I also read some Turgeniev: The Singers, and Visions-A Phantasy.

Russian enough, but these Turgeniev tales did not have quite the heavy grandeur of the others. In fact, The Singers, a story of peasants in a pub, singing for the prize of a bucket of ale, reminded me of a Coppard story which has a similar theme. Visions-A Phantasy could have been French: the ghostly visitation of a woman in white. I don’t know why ghostly women always wear long white nighties, but I rather like them that way! This one takes the protagonist in her arms and carries him about the upper and lower atmosphere during the hours of darkness. Whatever lights your candle -and perhaps blows it out! There is a harder edge to the story, but I’ll leave that for you to discover, if you don’t already know it.

E.M.Forster, in Aspects of the Novel, raised the spectre of all writers, of all times, writing together in a single room. He was making the point that they were not necessarily conscious of working in their various schools, of technique, subject, nation or approach, but were merely – if that is the right word – writing. I’ve not found Forster having much to say on the short story – perhaps I haven’t looked hard enough – perhaps, he was one of those who dismissed the form as being lesser, but his idea is worth considering in relation to them. Of course, writers in the same room would be aware of each other, even if they were not aware of the groups that posterity would shoehorn them into. Time, along which axis we must travel at our own pace, and for our own distances, but undoubtedly all in the same direction, allows us to look back, but not to look forward, except in imagination. The writers of the future are not in our room, though they will, one day, be in the same room as our shades (nightied or otherwise).

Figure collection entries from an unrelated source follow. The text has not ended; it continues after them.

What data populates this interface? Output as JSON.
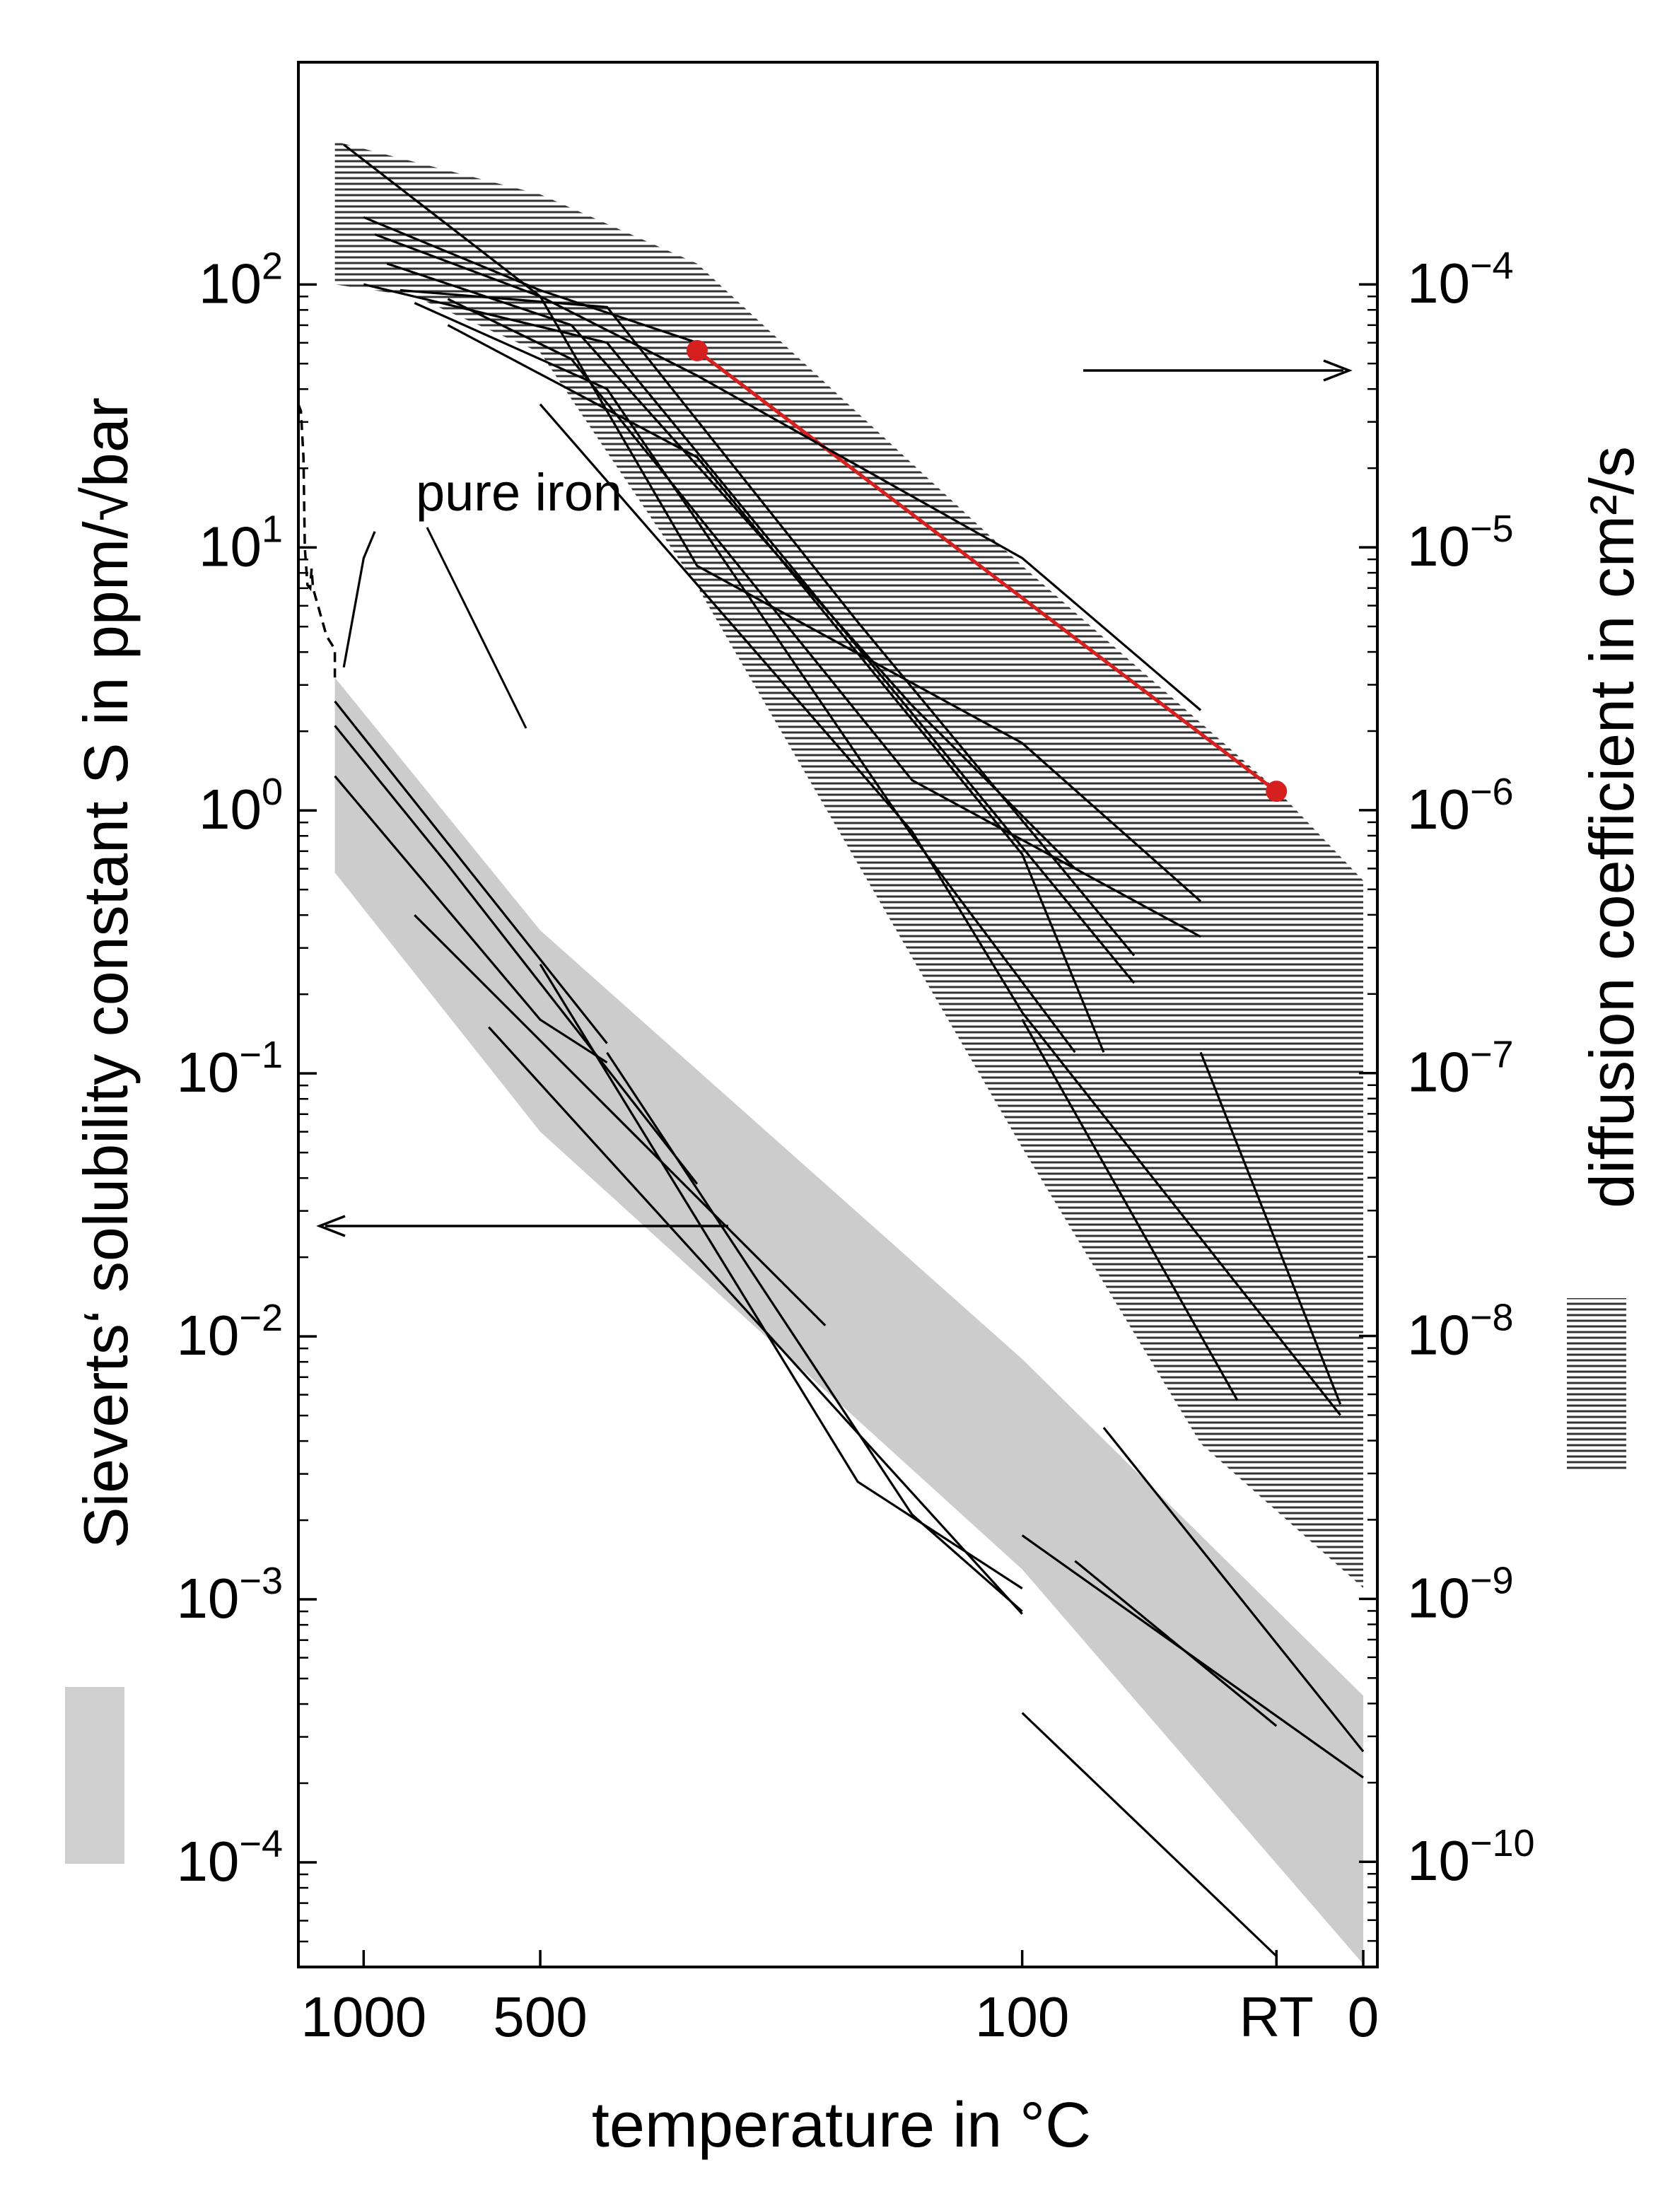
{
  "chart_data": {
    "type": "line",
    "xlabel": "temperature in °C",
    "ylabel_left": "Sieverts‘ solubility constant S in ppm/√bar",
    "ylabel_right": "diffusion coefficient in cm²/s",
    "x_scale": "reciprocal absolute temperature (1/T)",
    "x_ticks": [
      "1000",
      "500",
      "100",
      "RT",
      "0"
    ],
    "x_ticks_celsius": [
      1000,
      500,
      100,
      20,
      0
    ],
    "xlim_celsius": [
      1400,
      -3
    ],
    "y_left_scale": "log",
    "y_left_ticks": [
      "10^2",
      "10^1",
      "10^0",
      "10^-1",
      "10^-2",
      "10^-3",
      "10^-4"
    ],
    "y_left_ticks_base": "10",
    "y_left_ticks_exp": [
      "2",
      "1",
      "0",
      "−1",
      "−2",
      "−3",
      "−4"
    ],
    "y_left_ticks_values": [
      100,
      10,
      1,
      0.1,
      0.01,
      0.001,
      0.0001
    ],
    "ylim_left": [
      4e-05,
      700
    ],
    "y_right_scale": "log",
    "y_right_ticks": [
      "10^-4",
      "10^-5",
      "10^-6",
      "10^-7",
      "10^-8",
      "10^-9",
      "10^-10"
    ],
    "y_right_ticks_base": "10",
    "y_right_ticks_exp": [
      "−4",
      "−5",
      "−6",
      "−7",
      "−8",
      "−9",
      "−10"
    ],
    "y_right_ticks_values": [
      0.0001,
      1e-05,
      1e-06,
      1e-07,
      1e-08,
      1e-09,
      1e-10
    ],
    "ylim_right": [
      3.98e-11,
      0.0007
    ],
    "annotations": [
      "pure iron"
    ],
    "legend": [
      {
        "label": "Sieverts‘ solubility constant S",
        "style": "grey shaded band",
        "color": "#cccccc"
      },
      {
        "label": "diffusion coefficient",
        "style": "horizontal hatching band",
        "color": "#555555"
      }
    ],
    "series": [
      {
        "kind": "diffusion-band",
        "axis": "right",
        "color": "#555555",
        "upper": [
          [
            1150,
            0.00035
          ],
          [
            500,
            0.00022
          ],
          [
            300,
            0.00012
          ],
          [
            100,
            8.5e-06
          ],
          [
            20,
            1.2e-06
          ],
          [
            0,
            5.4e-07
          ]
        ],
        "lower": [
          [
            1150,
            0.0001
          ],
          [
            800,
            9e-05
          ],
          [
            500,
            5.5e-05
          ],
          [
            300,
            7.1e-06
          ],
          [
            100,
            5.2e-08
          ],
          [
            40,
            3.9e-09
          ],
          [
            0,
            1.1e-09
          ]
        ]
      },
      {
        "kind": "solubility-band",
        "axis": "left",
        "color": "#cccccc",
        "upper": [
          [
            1150,
            3.2
          ],
          [
            500,
            0.35
          ],
          [
            100,
            0.0082
          ],
          [
            0,
            0.00043
          ]
        ],
        "lower": [
          [
            1150,
            0.58
          ],
          [
            500,
            0.06
          ],
          [
            100,
            0.0013
          ],
          [
            0,
            4.1e-05
          ]
        ]
      },
      {
        "kind": "red-line",
        "axis": "right",
        "color": "#d62020",
        "points": [
          [
            300,
            5.6e-05
          ],
          [
            20,
            1.18e-06
          ]
        ]
      },
      {
        "kind": "pure-iron",
        "axis": "left",
        "style": "dashed",
        "points": [
          [
            1400,
            35
          ],
          [
            1380,
            33
          ],
          [
            1360,
            22
          ],
          [
            1350,
            10
          ],
          [
            1330,
            7.2
          ],
          [
            1310,
            7.0
          ],
          [
            1300,
            8.3
          ],
          [
            1290,
            7.0
          ],
          [
            1200,
            4.6
          ],
          [
            1150,
            4.1
          ],
          [
            1150,
            3.2
          ]
        ]
      },
      {
        "kind": "thin",
        "axis": "left",
        "points": [
          [
            1150,
            2.6
          ],
          [
            700,
            0.75
          ],
          [
            400,
            0.13
          ]
        ]
      },
      {
        "kind": "thin",
        "axis": "left",
        "points": [
          [
            1150,
            2.1
          ],
          [
            700,
            0.62
          ],
          [
            300,
            0.038
          ]
        ]
      },
      {
        "kind": "thin",
        "axis": "left",
        "points": [
          [
            1150,
            1.35
          ],
          [
            500,
            0.16
          ],
          [
            400,
            0.11
          ]
        ]
      },
      {
        "kind": "thin",
        "axis": "left",
        "points": [
          [
            800,
            0.4
          ],
          [
            200,
            0.011
          ]
        ]
      },
      {
        "kind": "thin",
        "axis": "left",
        "points": [
          [
            500,
            0.26
          ],
          [
            180,
            0.0028
          ],
          [
            100,
            0.0011
          ]
        ]
      },
      {
        "kind": "thin",
        "axis": "left",
        "points": [
          [
            400,
            0.12
          ],
          [
            150,
            0.0021
          ],
          [
            100,
            0.0009
          ]
        ]
      },
      {
        "kind": "thin",
        "axis": "left",
        "points": [
          [
            600,
            0.15
          ],
          [
            100,
            0.00088
          ]
        ]
      },
      {
        "kind": "thin",
        "axis": "left",
        "points": [
          [
            70,
            0.0045
          ],
          [
            0,
            0.000264
          ]
        ]
      },
      {
        "kind": "thin",
        "axis": "left",
        "points": [
          [
            100,
            0.00175
          ],
          [
            0,
            0.00021
          ]
        ]
      },
      {
        "kind": "thin",
        "axis": "left",
        "points": [
          [
            80,
            0.0014
          ],
          [
            20,
            0.00033
          ]
        ]
      },
      {
        "kind": "thin",
        "axis": "left",
        "points": [
          [
            100,
            0.00037
          ],
          [
            20,
            4.4e-05
          ]
        ]
      },
      {
        "kind": "thin",
        "axis": "left",
        "points": [
          [
            1100,
            3.5
          ],
          [
            1000,
            9.1
          ],
          [
            950,
            11.5
          ]
        ]
      },
      {
        "kind": "thin",
        "axis": "right",
        "points": [
          [
            1100,
            0.00034
          ],
          [
            500,
            9e-05
          ],
          [
            300,
            4.5e-05
          ],
          [
            100,
            9.1e-06
          ],
          [
            40,
            2.4e-06
          ]
        ]
      },
      {
        "kind": "thin",
        "axis": "right",
        "points": [
          [
            1000,
            0.00018
          ],
          [
            500,
            9.5e-05
          ],
          [
            300,
            6e-05
          ]
        ]
      },
      {
        "kind": "thin",
        "axis": "right",
        "points": [
          [
            950,
            0.000155
          ],
          [
            500,
            9e-05
          ],
          [
            300,
            8.5e-06
          ],
          [
            100,
            1.8e-06
          ],
          [
            40,
            4.5e-07
          ]
        ]
      },
      {
        "kind": "thin",
        "axis": "right",
        "points": [
          [
            900,
            0.00012
          ],
          [
            450,
            7e-05
          ],
          [
            150,
            2.5e-06
          ],
          [
            80,
            6e-07
          ]
        ]
      },
      {
        "kind": "thin",
        "axis": "right",
        "points": [
          [
            1000,
            0.0001
          ],
          [
            400,
            6e-05
          ],
          [
            60,
            2.2e-07
          ]
        ]
      },
      {
        "kind": "thin",
        "axis": "right",
        "points": [
          [
            850,
            9.5e-05
          ],
          [
            400,
            8.2e-05
          ],
          [
            180,
            5.2e-06
          ],
          [
            60,
            2.8e-07
          ]
        ]
      },
      {
        "kind": "thin",
        "axis": "right",
        "points": [
          [
            700,
            8.8e-05
          ],
          [
            450,
            5.2e-05
          ],
          [
            150,
            1.3e-06
          ],
          [
            40,
            3.3e-07
          ]
        ]
      },
      {
        "kind": "thin",
        "axis": "right",
        "points": [
          [
            700,
            7e-05
          ],
          [
            300,
            2.2e-05
          ],
          [
            100,
            6.8e-07
          ],
          [
            70,
            1.2e-07
          ]
        ]
      },
      {
        "kind": "thin",
        "axis": "right",
        "points": [
          [
            800,
            8.5e-05
          ],
          [
            400,
            4e-05
          ],
          [
            150,
            8e-07
          ],
          [
            80,
            1.2e-07
          ]
        ]
      },
      {
        "kind": "thin",
        "axis": "right",
        "points": [
          [
            500,
            3.5e-05
          ],
          [
            150,
            8.3e-07
          ],
          [
            100,
            1.7e-07
          ],
          [
            5,
            5e-09
          ]
        ]
      },
      {
        "kind": "thin",
        "axis": "right",
        "points": [
          [
            100,
            1.6e-07
          ],
          [
            30,
            5.7e-09
          ]
        ]
      },
      {
        "kind": "thin",
        "axis": "right",
        "points": [
          [
            40,
            1.2e-07
          ],
          [
            5,
            5.5e-09
          ]
        ]
      }
    ]
  }
}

Looking back at these Russian writers I can see them in relation to my own time more fully than I can to the time in which they wrote, and their indignation, their gloom and sorrow at the way of their world – a way which both the Tolstoys and the Schedrins believed was, in our response to it, a chosen way – could equally be applied to ours. And if writers remind us of each other, in their forms or contents, might it not be because they are dealing with similar issues, and from similar standpoints, rather than because they are Russian, or English, or whatever? Or might it be because we apply these group terms in specific situations because of the wrong thing that they have in common?